An unpatched security vulnerability in Windows’ popular Internet Explorer browser has been exploited by hackers in a widespread attack aimed at stealing users’ online banking credentials.
Attacks spawning from the security hole ramped up dramatically this week according to a Tuesday blog post by security researchers at Symantec, which said the attacks by hackers shifted from smaller, targeted groups to a more widespread and far-reaching base of users.
“We’ve observed trends suggesting that attacks targeting this vulnerability are no longer confined to advanced persistent threats (APT) — the zero-day attacks are expanding to attack average Internet users as well,” Symantec said. “If the attack is successful, the exploit drops a banking Trojan that steals login details from certain banks.”

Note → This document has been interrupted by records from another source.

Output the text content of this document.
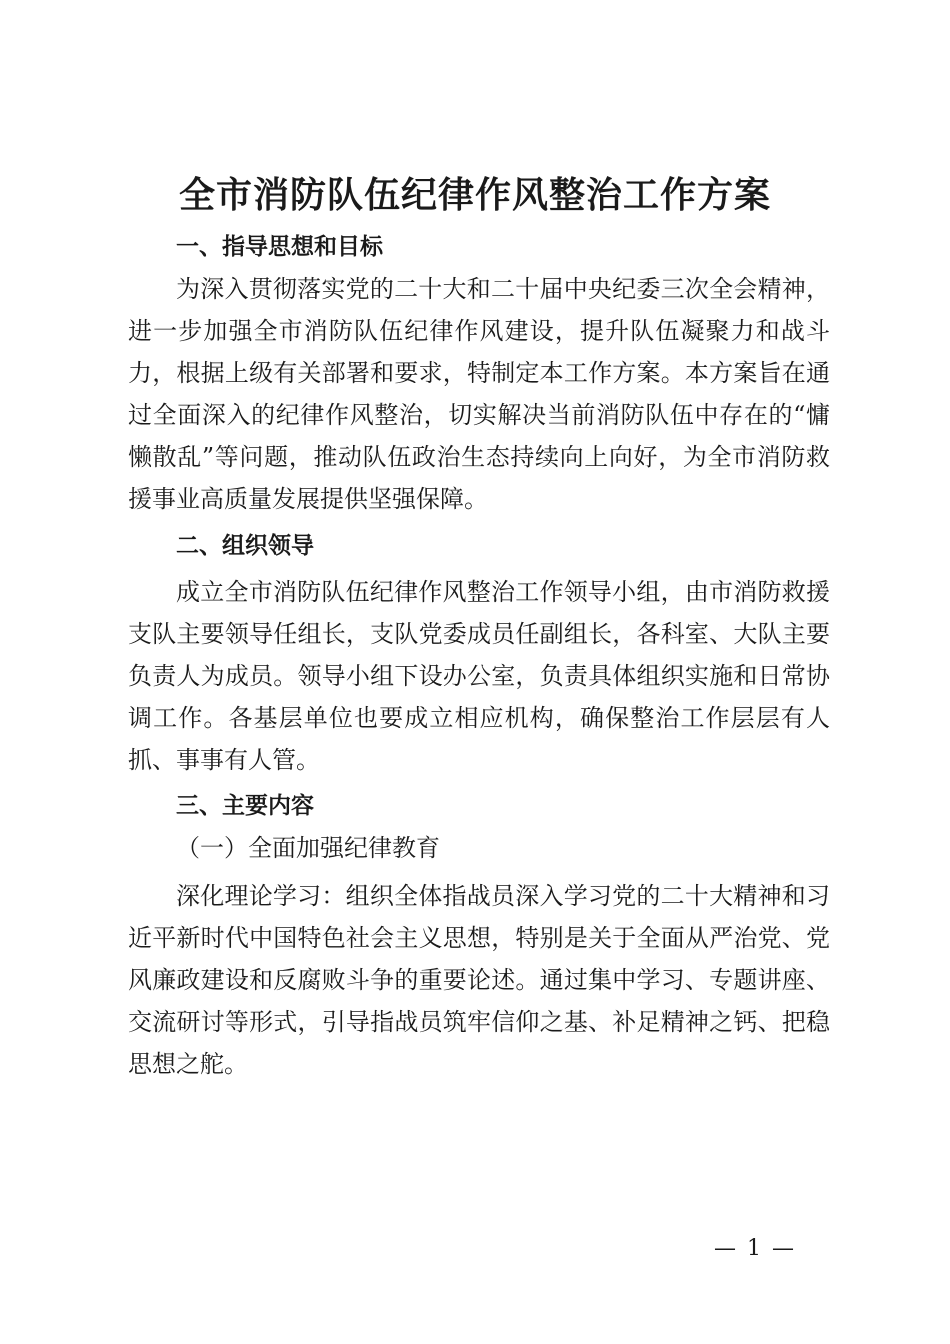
全市消防队伍纪律作风整治工作方案

一、指导思想和目标

为深入贯彻落实党的二十大和二十届中央纪委三次全会精神，进一步加强全市消防队伍纪律作风建设，提升队伍凝聚力和战斗力，根据上级有关部署和要求，特制定本工作方案。本方案旨在通过全面深入的纪律作风整治，切实解决当前消防队伍中存在的“慵懒散乱”等问题，推动队伍政治生态持续向上向好，为全市消防救援事业高质量发展提供坚强保障。

二、组织领导

成立全市消防队伍纪律作风整治工作领导小组，由市消防救援支队主要领导任组长，支队党委成员任副组长，各科室、大队主要负责人为成员。领导小组下设办公室，负责具体组织实施和日常协调工作。各基层单位也要成立相应机构，确保整治工作层层有人抓、事事有人管。

三、主要内容

（一）全面加强纪律教育

深化理论学习：组织全体指战员深入学习党的二十大精神和习近平新时代中国特色社会主义思想，特别是关于全面从严治党、党风廉政建设和反腐败斗争的重要论述。通过集中学习、专题讲座、交流研讨等形式，引导指战员筑牢信仰之基、补足精神之钙、把稳思想之舵。

— 1 —
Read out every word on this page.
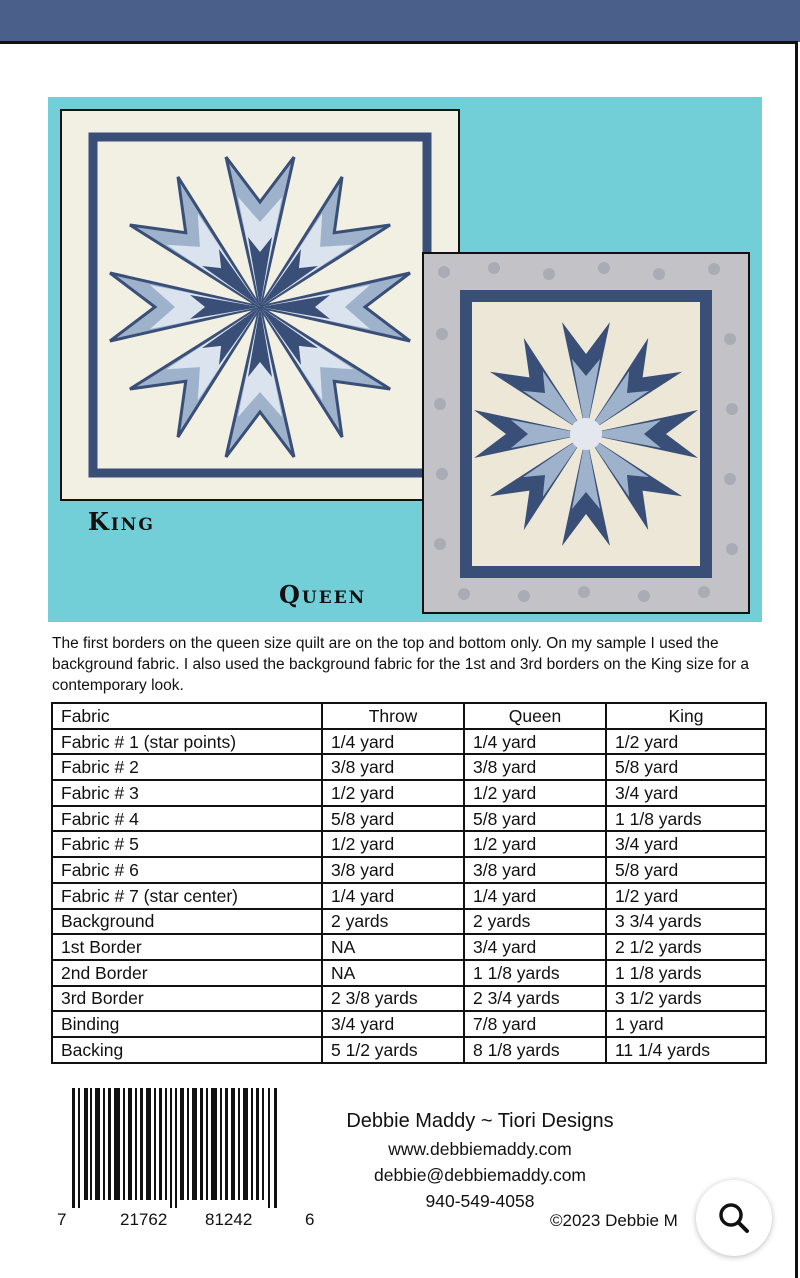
King
Queen

The first borders on the queen size quilt are on the top and bottom only. On my sample I used the background fabric. I also used the background fabric for the 1st and 3rd borders on the King size for a contemporary look.

Fabric	Throw	Queen	King
Fabric # 1 (star points)	1/4 yard	1/4 yard	1/2 yard
Fabric # 2	3/8 yard	3/8 yard	5/8 yard
Fabric # 3	1/2 yard	1/2 yard	3/4 yard
Fabric # 4	5/8 yard	5/8 yard	1 1/8 yards
Fabric # 5	1/2 yard	1/2 yard	3/4 yard
Fabric # 6	3/8 yard	3/8 yard	5/8 yard
Fabric # 7 (star center)	1/4 yard	1/4 yard	1/2 yard
Background	2 yards	2 yards	3 3/4 yards
1st Border	NA	3/4 yard	2 1/2 yards
2nd Border	NA	1 1/8 yards	1 1/8 yards
3rd Border	2 3/8 yards	2 3/4 yards	3 1/2 yards
Binding	3/4 yard	7/8 yard	1 yard
Backing	5 1/2 yards	8 1/8 yards	11 1/4 yards
7	21762 81242	6
Debbie Maddy ~ Tiori Designs
www.debbiemaddy.com
debbie@debbiemaddy.com
940-549-4058
©2023 Debbie M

The attack exploiting the security flaw was originally discovered on the Veterans of Foreign Wars website by researchers at FireEye on Feb. 13 according to a Computer World report, and affects Internet Explorer versions 9 and 10. It has since been found on the websites of a mountain hiking community, dating service, language educator, financial market information provider, Japanese tour provider, online shopping outlet, and the French aerospace association GIFAS.

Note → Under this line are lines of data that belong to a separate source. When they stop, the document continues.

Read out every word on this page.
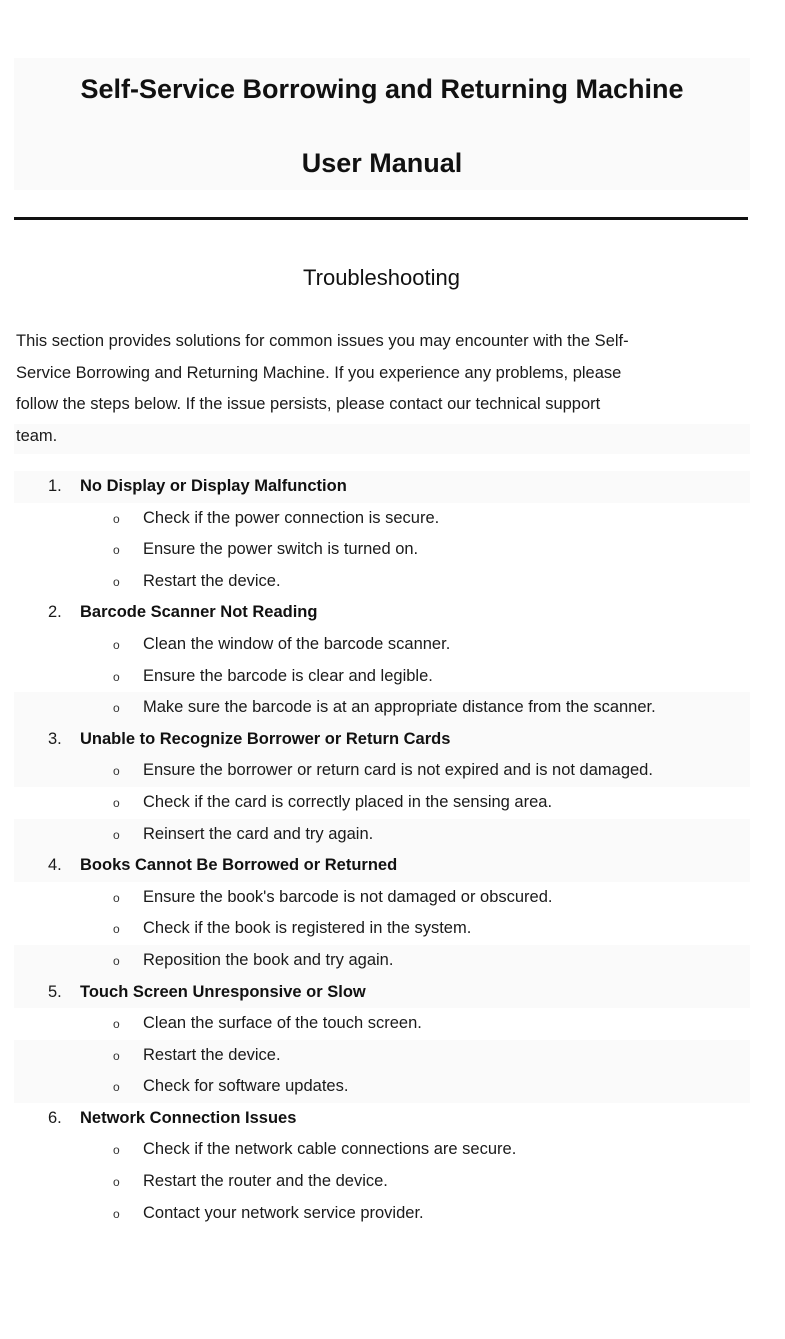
Self-Service Borrowing and Returning Machine
User Manual
Troubleshooting
This section provides solutions for common issues you may encounter with the Self-
Service Borrowing and Returning Machine. If you experience any problems, please
follow the steps below. If the issue persists, please contact our technical support
team.
1. No Display or Display Malfunction
o Check if the power connection is secure.
o Ensure the power switch is turned on.
o Restart the device.
2. Barcode Scanner Not Reading
o Clean the window of the barcode scanner.
o Ensure the barcode is clear and legible.
o Make sure the barcode is at an appropriate distance from the scanner.
3. Unable to Recognize Borrower or Return Cards
o Ensure the borrower or return card is not expired and is not damaged.
o Check if the card is correctly placed in the sensing area.
o Reinsert the card and try again.
4. Books Cannot Be Borrowed or Returned
o Ensure the book's barcode is not damaged or obscured.
o Check if the book is registered in the system.
o Reposition the book and try again.
5. Touch Screen Unresponsive or Slow
o Clean the surface of the touch screen.
o Restart the device.
o Check for software updates.
6. Network Connection Issues
o Check if the network cable connections are secure.
o Restart the router and the device.
o Contact your network service provider.
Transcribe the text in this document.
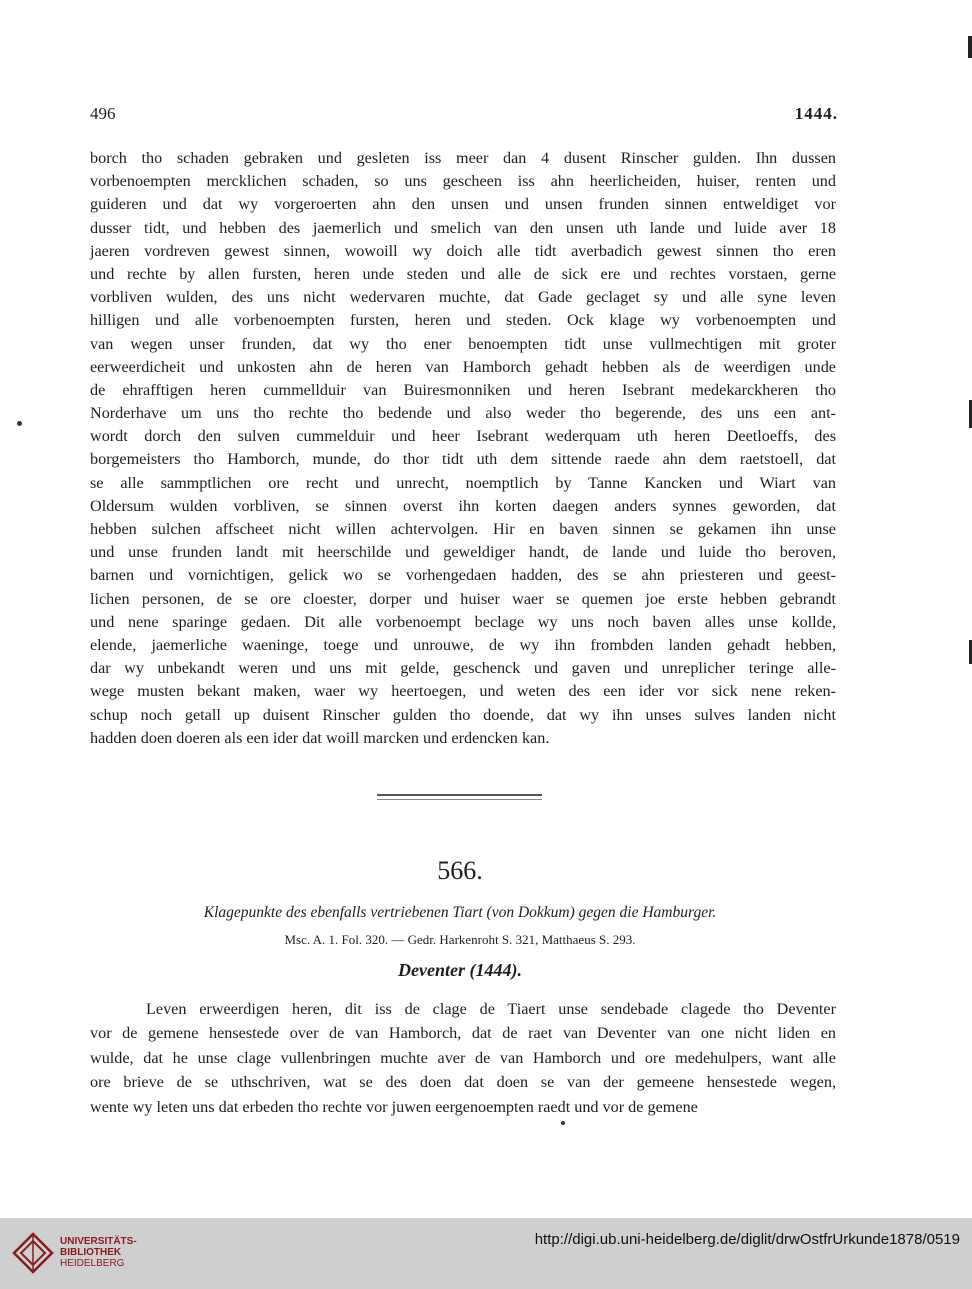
496	1444.
borch tho schaden gebraken und gesleten iss meer dan 4 dusent Rinscher gulden. Ihn dussen
vorbenoempten mercklichen schaden, so uns gescheen iss ahn heerlicheiden, huiser, renten und
guideren und dat wy vorgeroerten ahn den unsen und unsen frunden sinnen entweldiget vor
dusser tidt, und hebben des jaemerlich und smelich van den unsen uth lande und luide aver 18
jaeren vordreven gewest sinnen, wowoill wy doich alle tidt averbadich gewest sinnen tho eren
und rechte by allen fursten, heren unde steden und alle de sick ere und rechtes vorstaen, gerne
vorbliven wulden, des uns nicht wedervaren muchte, dat Gade geclaget sy und alle syne leven
hilligen und alle vorbenoempten fursten, heren und steden. Ock klage wy vorbenoempten und
van wegen unser frunden, dat wy tho ener benoempten tidt unse vullmechtigen mit groter
eerweerdicheit und unkosten ahn de heren van Hamborch gehadt hebben als de weerdigen unde
de ehrafftigen heren cummellduir van Buiresmonniken und heren Isebrant medekarckheren tho
Norderhave um uns tho rechte tho bedende und also weder tho begerende, des uns een ant-
wordt dorch den sulven cummelduir und heer Isebrant wederquam uth heren Deetloeffs, des
borgemeisters tho Hamborch, munde, do thor tidt uth dem sittende raede ahn dem raetstoell, dat
se alle sammptlichen ore recht und unrecht, noemptlich by Tanne Kancken und Wiart van
Oldersum wulden vorbliven, se sinnen overst ihn korten daegen anders synnes geworden, dat
hebben sulchen affscheet nicht willen achtervolgen. Hir en baven sinnen se gekamen ihn unse
und unse frunden landt mit heerschilde und geweldiger handt, de lande und luide tho beroven,
barnen und vornichtigen, gelick wo se vorhengedaen hadden, des se ahn priesteren und geest-
lichen personen, de se ore cloester, dorper und huiser waer se quemen joe erste hebben gebrandt
und nene sparinge gedaen. Dit alle vorbenoempt beclage wy uns noch baven alles unse kollde,
elende, jaemerliche waeninge, toege und unrouwe, de wy ihn frombden landen gehadt hebben,
dar wy unbekandt weren und uns mit gelde, geschenck und gaven und unreplicher teringe alle-
wege musten bekant maken, waer wy heertoegen, und weten des een ider vor sick nene reken-
schup noch getall up duisent Rinscher gulden tho doende, dat wy ihn unses sulves landen nicht
hadden doen doeren als een ider dat woill marcken und erdencken kan.
566.
Klagepunkte des ebenfalls vertriebenen Tiart (von Dokkum) gegen die Hamburger.
Msc. A. 1. Fol. 320. — Gedr. Harkenroht S. 321, Matthaeus S. 293.
Deventer (1444).
Leven erweerdigen heren, dit iss de clage de Tiaert unse sendebade clagede tho Deventer
vor de gemene hensestede over de van Hamborch, dat de raet van Deventer van one nicht liden en
wulde, dat he unse clage vullenbringen muchte aver de van Hamborch und ore medehulpers, want alle
ore brieve de se uthschriven, wat se des doen dat doen se van der gemeene hensestede wegen,
wente wy leten uns dat erbeden tho rechte vor juwen eergenoempten raedt und vor de gemene
UNIVERSITÄTS-
BIBLIOTHEK
HEIDELBERG
http://digi.ub.uni-heidelberg.de/diglit/drwOstfrUrkunde1878/0519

Websites affected were found to either be hosting the exploit or had an outside mechanism installed to load the hack into users’ systems from another infected site.
Hackers behind the attacks originally designed them for specific “watering holes” — groups of users that frequent certain sites, but have since moved on to compromise a large number of websites and target an across-the-board group of users in North America, Europe, Asia and the Middle East.
Microsoft has yet to release a downloadable update or patch to fix the exploit, which has been identified as “CVE-2014-0322,” but the company has released a security advisory along with a temporary “Fix It” tool. Internet Explorer users are encouraged to update to version 11, which was released a few months ago and is not affected by the exploit.